Neil Prior, Head of Local Government Futures Forum at Telefónica UK, discusses how we can help the public sector plan for the future more accurately

How can a communications and IT company help plan new roads, find out how far fans will travel to concerts, identify where tourists go, or enable local councils to join up the services they offer?

The answer is data. As we move around the globe we leave a trail of data behind us: shopping transactions, payments, web browsing, ticket purchases and mobile network data. Used responsibly, this data can improve the world around us, from making sure we get the products we want in our supermarkets, to improving public services and managing traffic congestion in major cities.

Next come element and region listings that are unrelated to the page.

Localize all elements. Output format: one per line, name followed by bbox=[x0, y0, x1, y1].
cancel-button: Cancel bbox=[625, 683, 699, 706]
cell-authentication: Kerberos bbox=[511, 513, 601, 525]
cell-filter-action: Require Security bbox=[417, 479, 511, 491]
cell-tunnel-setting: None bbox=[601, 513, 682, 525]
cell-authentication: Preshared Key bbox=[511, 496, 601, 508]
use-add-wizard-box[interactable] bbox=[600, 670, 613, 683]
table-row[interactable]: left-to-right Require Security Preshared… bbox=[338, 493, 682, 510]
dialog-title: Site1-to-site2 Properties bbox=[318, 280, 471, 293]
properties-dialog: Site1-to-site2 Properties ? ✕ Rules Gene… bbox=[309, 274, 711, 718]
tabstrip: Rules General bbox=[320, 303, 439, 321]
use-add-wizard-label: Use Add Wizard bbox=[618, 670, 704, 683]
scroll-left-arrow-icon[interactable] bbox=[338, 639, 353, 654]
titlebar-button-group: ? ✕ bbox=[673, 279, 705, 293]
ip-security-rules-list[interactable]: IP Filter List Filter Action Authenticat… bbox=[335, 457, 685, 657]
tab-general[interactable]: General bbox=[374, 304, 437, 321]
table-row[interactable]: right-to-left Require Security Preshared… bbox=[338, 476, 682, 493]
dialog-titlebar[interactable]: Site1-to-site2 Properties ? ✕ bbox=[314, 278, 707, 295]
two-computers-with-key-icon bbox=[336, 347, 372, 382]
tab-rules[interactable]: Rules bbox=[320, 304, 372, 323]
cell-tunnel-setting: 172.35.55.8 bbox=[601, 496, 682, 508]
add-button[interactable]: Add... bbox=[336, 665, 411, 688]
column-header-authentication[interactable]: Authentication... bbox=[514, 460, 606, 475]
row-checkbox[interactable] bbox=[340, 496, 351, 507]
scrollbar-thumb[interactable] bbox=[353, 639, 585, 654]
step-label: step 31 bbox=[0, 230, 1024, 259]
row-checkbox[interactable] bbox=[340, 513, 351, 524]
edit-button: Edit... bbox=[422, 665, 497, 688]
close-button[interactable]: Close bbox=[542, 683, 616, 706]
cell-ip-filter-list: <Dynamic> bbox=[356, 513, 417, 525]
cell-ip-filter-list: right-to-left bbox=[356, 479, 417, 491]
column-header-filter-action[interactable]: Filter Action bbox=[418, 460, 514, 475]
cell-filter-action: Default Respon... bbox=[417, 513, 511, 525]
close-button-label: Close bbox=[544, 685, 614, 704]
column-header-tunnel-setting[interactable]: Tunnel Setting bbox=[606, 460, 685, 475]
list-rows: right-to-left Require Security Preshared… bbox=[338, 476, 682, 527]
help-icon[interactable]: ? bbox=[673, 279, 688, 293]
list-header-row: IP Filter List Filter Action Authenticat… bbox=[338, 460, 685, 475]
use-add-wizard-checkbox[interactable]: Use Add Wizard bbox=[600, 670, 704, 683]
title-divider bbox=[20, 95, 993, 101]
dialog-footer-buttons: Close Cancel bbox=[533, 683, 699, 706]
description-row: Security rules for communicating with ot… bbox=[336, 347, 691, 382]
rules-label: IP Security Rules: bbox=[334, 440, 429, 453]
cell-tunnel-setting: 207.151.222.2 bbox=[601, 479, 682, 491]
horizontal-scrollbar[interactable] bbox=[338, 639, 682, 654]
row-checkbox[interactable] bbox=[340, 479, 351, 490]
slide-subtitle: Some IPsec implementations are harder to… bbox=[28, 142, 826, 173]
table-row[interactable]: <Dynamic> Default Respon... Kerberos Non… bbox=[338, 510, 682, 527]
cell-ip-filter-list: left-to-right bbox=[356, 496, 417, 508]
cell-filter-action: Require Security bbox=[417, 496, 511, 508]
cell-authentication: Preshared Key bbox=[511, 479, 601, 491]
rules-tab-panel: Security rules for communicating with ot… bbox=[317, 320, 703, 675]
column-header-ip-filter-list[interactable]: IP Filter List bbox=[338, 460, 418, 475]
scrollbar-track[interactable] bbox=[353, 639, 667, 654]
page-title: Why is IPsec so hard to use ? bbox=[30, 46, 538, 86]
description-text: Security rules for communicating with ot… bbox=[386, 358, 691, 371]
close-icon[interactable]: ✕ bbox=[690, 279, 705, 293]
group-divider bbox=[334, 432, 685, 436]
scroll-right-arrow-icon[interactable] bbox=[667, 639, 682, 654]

And now there’s Smart Steps. It’s a service that uses anonymous data from our mobile network to show trends of where phone users are, by time, gender, and age.

Using data created from the billions of interactions between O2 customers’ devices and the network, Smart Steps is able to show the location and density of footfall across the country in 200m² areas. No individual will ever be identified, as the data is always aggregated and anonymised to only provide insight into the behaviour of crowds. This data can be seen over an hourly time series and also offers insight into the demographic make-up of these crowds.

This sort of Big Data is incredibly valuable, particularly to organisations that are planning big investments, like infrastructure, transport and property, responding to crime, or dealing with changes such as hospital upgrades or the provision of local services.

We’ve just held an event for senior public sector leaders to discuss Smart Steps. We talked about how it could help local government organisations improve their services and offer new social benefits to the citizens they serve. You can read our report on the opportunities we identified here. It’s part of our Local Government Futures Forum, which helps councils innovate and improve services – even with reduced budgets.

Here are some of the things participants said:

“I think this can give real credence to a sales pitch of an area to any kind of potential investor in your area. It provides fuel for discussion and influence with investment decision makers. Current practice is to look at population data and model in some assumed context for the area. This kind of insight can better account for the draw of less regular events exclusive to the town, for example, which a prospective hotelier might not see from just looking at population statistics.”

“During our regeneration project it was often as much about which business proposals to say ‘no’ to as much as ‘yes’. If we’d have had a means to model a variety of scenarios to test which ones would deliver the growth we were after, this would have been invaluable.”